You can use realtime-PCR (qPCR); extract total DNA from you insect samples (control+ treatments) then use a 16s universal primer in a realtime PCR.

You can use realtime-PCR (qPCR); extract total DNA from you insect samples (control+ treatments) then use a 16s universal primer in a realtime PCR.

I agree... real time PCR. Should you have a specific target bacteria, you can use specific primers and normalize it with the 16s quantification to get relative quantification of that specific bacterial DNA.

Thanks, and I wonder whether the 16s universal primer is used for amplifying bacterial 16S or insect?? 

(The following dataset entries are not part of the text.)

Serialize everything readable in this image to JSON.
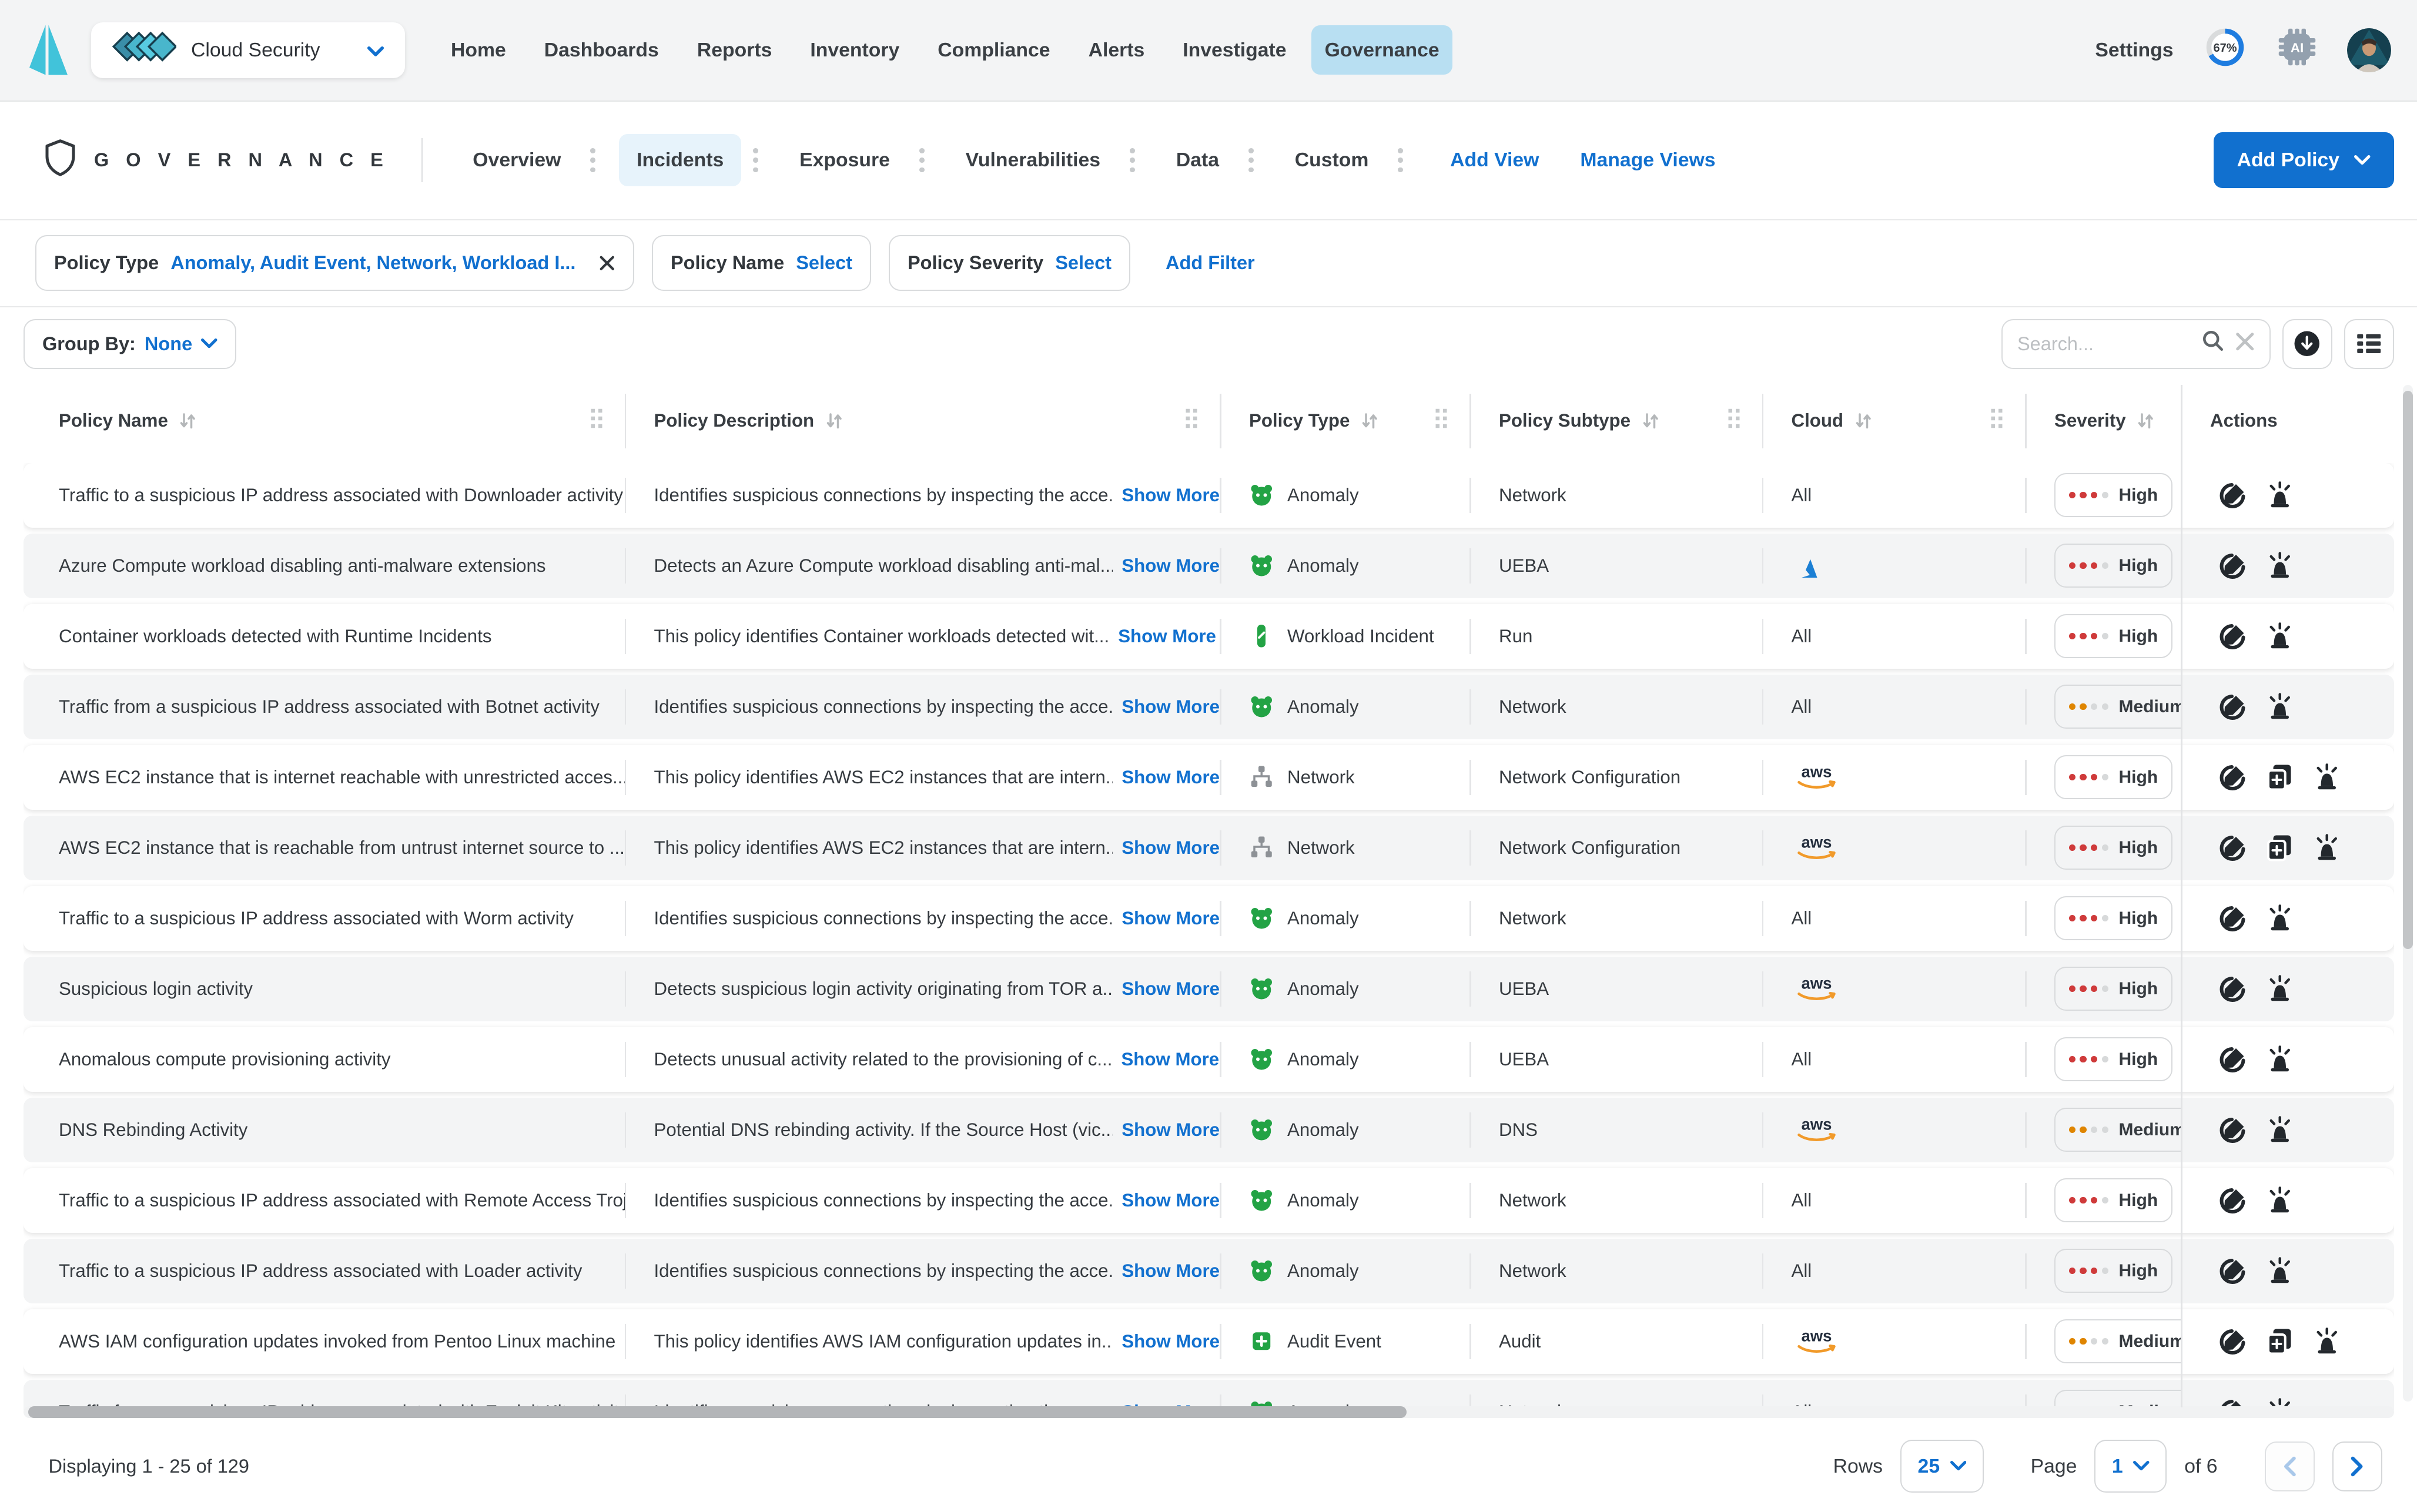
{
  "colors": {
    "accent_blue": "#1170cf",
    "active_nav_bg": "#b8dff2",
    "active_tab_bg": "#e7f3fb",
    "severity_high": "#cf3a3a",
    "severity_medium": "#df8500",
    "type_green": "#23a345",
    "aws_navy": "#252f3e",
    "aws_orange": "#f19a2a",
    "azure_blue": "#2e8de5"
  },
  "topnav": {
    "product_switcher": "Cloud Security",
    "items": [
      "Home",
      "Dashboards",
      "Reports",
      "Inventory",
      "Compliance",
      "Alerts",
      "Investigate",
      "Governance"
    ],
    "active_item": "Governance",
    "settings_label": "Settings",
    "progress_percent": "67%"
  },
  "header": {
    "title": "G O V E R N A N C E",
    "tabs": [
      {
        "label": "Overview"
      },
      {
        "label": "Incidents"
      },
      {
        "label": "Exposure"
      },
      {
        "label": "Vulnerabilities"
      },
      {
        "label": "Data"
      },
      {
        "label": "Custom"
      }
    ],
    "active_tab": "Incidents",
    "add_view_label": "Add View",
    "manage_views_label": "Manage Views",
    "add_policy_label": "Add Policy"
  },
  "filters": {
    "policy_type_label": "Policy Type",
    "policy_type_value": "Anomaly, Audit Event, Network, Workload I...",
    "policy_name_label": "Policy Name",
    "policy_name_value": "Select",
    "policy_severity_label": "Policy Severity",
    "policy_severity_value": "Select",
    "add_filter_label": "Add Filter"
  },
  "toolbar": {
    "group_by_label": "Group By:",
    "group_by_value": "None",
    "search_placeholder": "Search..."
  },
  "table": {
    "columns": [
      "Policy Name",
      "Policy Description",
      "Policy Type",
      "Policy Subtype",
      "Cloud",
      "Severity",
      "Actions"
    ],
    "show_more_label": "Show More",
    "cloud_all_label": "All",
    "rows": [
      {
        "name": "Traffic to a suspicious IP address associated with Downloader activity",
        "description": "Identifies suspicious connections by inspecting the acce...",
        "type": "Anomaly",
        "type_icon": "anomaly",
        "subtype": "Network",
        "cloud": "All",
        "severity": {
          "label": "High",
          "filled": 3,
          "color": "red"
        },
        "actions": [
          "edit",
          "alarm"
        ]
      },
      {
        "name": "Azure Compute workload disabling anti-malware extensions",
        "description": "Detects an Azure Compute workload disabling anti-mal...",
        "type": "Anomaly",
        "type_icon": "anomaly",
        "subtype": "UEBA",
        "cloud": "azure",
        "severity": {
          "label": "High",
          "filled": 3,
          "color": "red"
        },
        "actions": [
          "edit",
          "alarm"
        ]
      },
      {
        "name": "Container workloads detected with Runtime Incidents",
        "description": "This policy identifies Container workloads detected wit...",
        "type": "Workload Incident",
        "type_icon": "workload",
        "subtype": "Run",
        "cloud": "All",
        "severity": {
          "label": "High",
          "filled": 3,
          "color": "red"
        },
        "actions": [
          "edit",
          "alarm"
        ]
      },
      {
        "name": "Traffic from a suspicious IP address associated with Botnet activity",
        "description": "Identifies suspicious connections by inspecting the acce...",
        "type": "Anomaly",
        "type_icon": "anomaly",
        "subtype": "Network",
        "cloud": "All",
        "severity": {
          "label": "Medium",
          "filled": 2,
          "color": "orange"
        },
        "actions": [
          "edit",
          "alarm"
        ]
      },
      {
        "name": "AWS EC2 instance that is internet reachable with unrestricted acces...",
        "description": "This policy identifies AWS EC2 instances that are intern...",
        "type": "Network",
        "type_icon": "network",
        "subtype": "Network Configuration",
        "cloud": "aws",
        "severity": {
          "label": "High",
          "filled": 3,
          "color": "red"
        },
        "actions": [
          "edit",
          "clone",
          "alarm"
        ]
      },
      {
        "name": "AWS EC2 instance that is reachable from untrust internet source to ...",
        "description": "This policy identifies AWS EC2 instances that are intern...",
        "type": "Network",
        "type_icon": "network",
        "subtype": "Network Configuration",
        "cloud": "aws",
        "severity": {
          "label": "High",
          "filled": 3,
          "color": "red"
        },
        "actions": [
          "edit",
          "clone",
          "alarm"
        ]
      },
      {
        "name": "Traffic to a suspicious IP address associated with Worm activity",
        "description": "Identifies suspicious connections by inspecting the acce...",
        "type": "Anomaly",
        "type_icon": "anomaly",
        "subtype": "Network",
        "cloud": "All",
        "severity": {
          "label": "High",
          "filled": 3,
          "color": "red"
        },
        "actions": [
          "edit",
          "alarm"
        ]
      },
      {
        "name": "Suspicious login activity",
        "description": "Detects suspicious login activity originating from TOR a...",
        "type": "Anomaly",
        "type_icon": "anomaly",
        "subtype": "UEBA",
        "cloud": "aws",
        "severity": {
          "label": "High",
          "filled": 3,
          "color": "red"
        },
        "actions": [
          "edit",
          "alarm"
        ]
      },
      {
        "name": "Anomalous compute provisioning activity",
        "description": "Detects unusual activity related to the provisioning of c...",
        "type": "Anomaly",
        "type_icon": "anomaly",
        "subtype": "UEBA",
        "cloud": "All",
        "severity": {
          "label": "High",
          "filled": 3,
          "color": "red"
        },
        "actions": [
          "edit",
          "alarm"
        ]
      },
      {
        "name": "DNS Rebinding Activity",
        "description": "Potential DNS rebinding activity. If the Source Host (vic...",
        "type": "Anomaly",
        "type_icon": "anomaly",
        "subtype": "DNS",
        "cloud": "aws",
        "severity": {
          "label": "Medium",
          "filled": 2,
          "color": "orange"
        },
        "actions": [
          "edit",
          "alarm"
        ]
      },
      {
        "name": "Traffic to a suspicious IP address associated with Remote Access Troj...",
        "description": "Identifies suspicious connections by inspecting the acce...",
        "type": "Anomaly",
        "type_icon": "anomaly",
        "subtype": "Network",
        "cloud": "All",
        "severity": {
          "label": "High",
          "filled": 3,
          "color": "red"
        },
        "actions": [
          "edit",
          "alarm"
        ]
      },
      {
        "name": "Traffic to a suspicious IP address associated with Loader activity",
        "description": "Identifies suspicious connections by inspecting the acce...",
        "type": "Anomaly",
        "type_icon": "anomaly",
        "subtype": "Network",
        "cloud": "All",
        "severity": {
          "label": "High",
          "filled": 3,
          "color": "red"
        },
        "actions": [
          "edit",
          "alarm"
        ]
      },
      {
        "name": "AWS IAM configuration updates invoked from Pentoo Linux machine",
        "description": "This policy identifies AWS IAM configuration updates in...",
        "type": "Audit Event",
        "type_icon": "audit",
        "subtype": "Audit",
        "cloud": "aws",
        "severity": {
          "label": "Medium",
          "filled": 2,
          "color": "orange"
        },
        "actions": [
          "edit",
          "clone",
          "alarm"
        ]
      },
      {
        "name": "Traffic from a suspicious IP address associated with Exploit Kit activity",
        "description": "Identifies suspicious connections by inspecting the acce...",
        "type": "Anomaly",
        "type_icon": "anomaly",
        "subtype": "Network",
        "cloud": "All",
        "severity": {
          "label": "Medium",
          "filled": 2,
          "color": "orange"
        },
        "actions": [
          "edit",
          "alarm"
        ]
      }
    ]
  },
  "footer": {
    "displaying": "Displaying 1 - 25 of 129",
    "rows_label": "Rows",
    "rows_value": "25",
    "page_label": "Page",
    "page_value": "1",
    "of_label": "of 6"
  }
}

Your answer is: for bacteria.

16s is abbreviated form for 16s Ribosomal RNA region (also called 16s-rDNA) inside prokaryotic genomes which is highly conserved and unique for each bacterial species and can use as standard DNA bar-coding among bacterial kingdom. with a simple search in google for "universal 16s primers" you can find some sequence for use

Thanks so much Reza, what your mean is that I use 16s as target gene for real-time PCR, and same amount of total DNA as templates from control and treatment. Is it right?  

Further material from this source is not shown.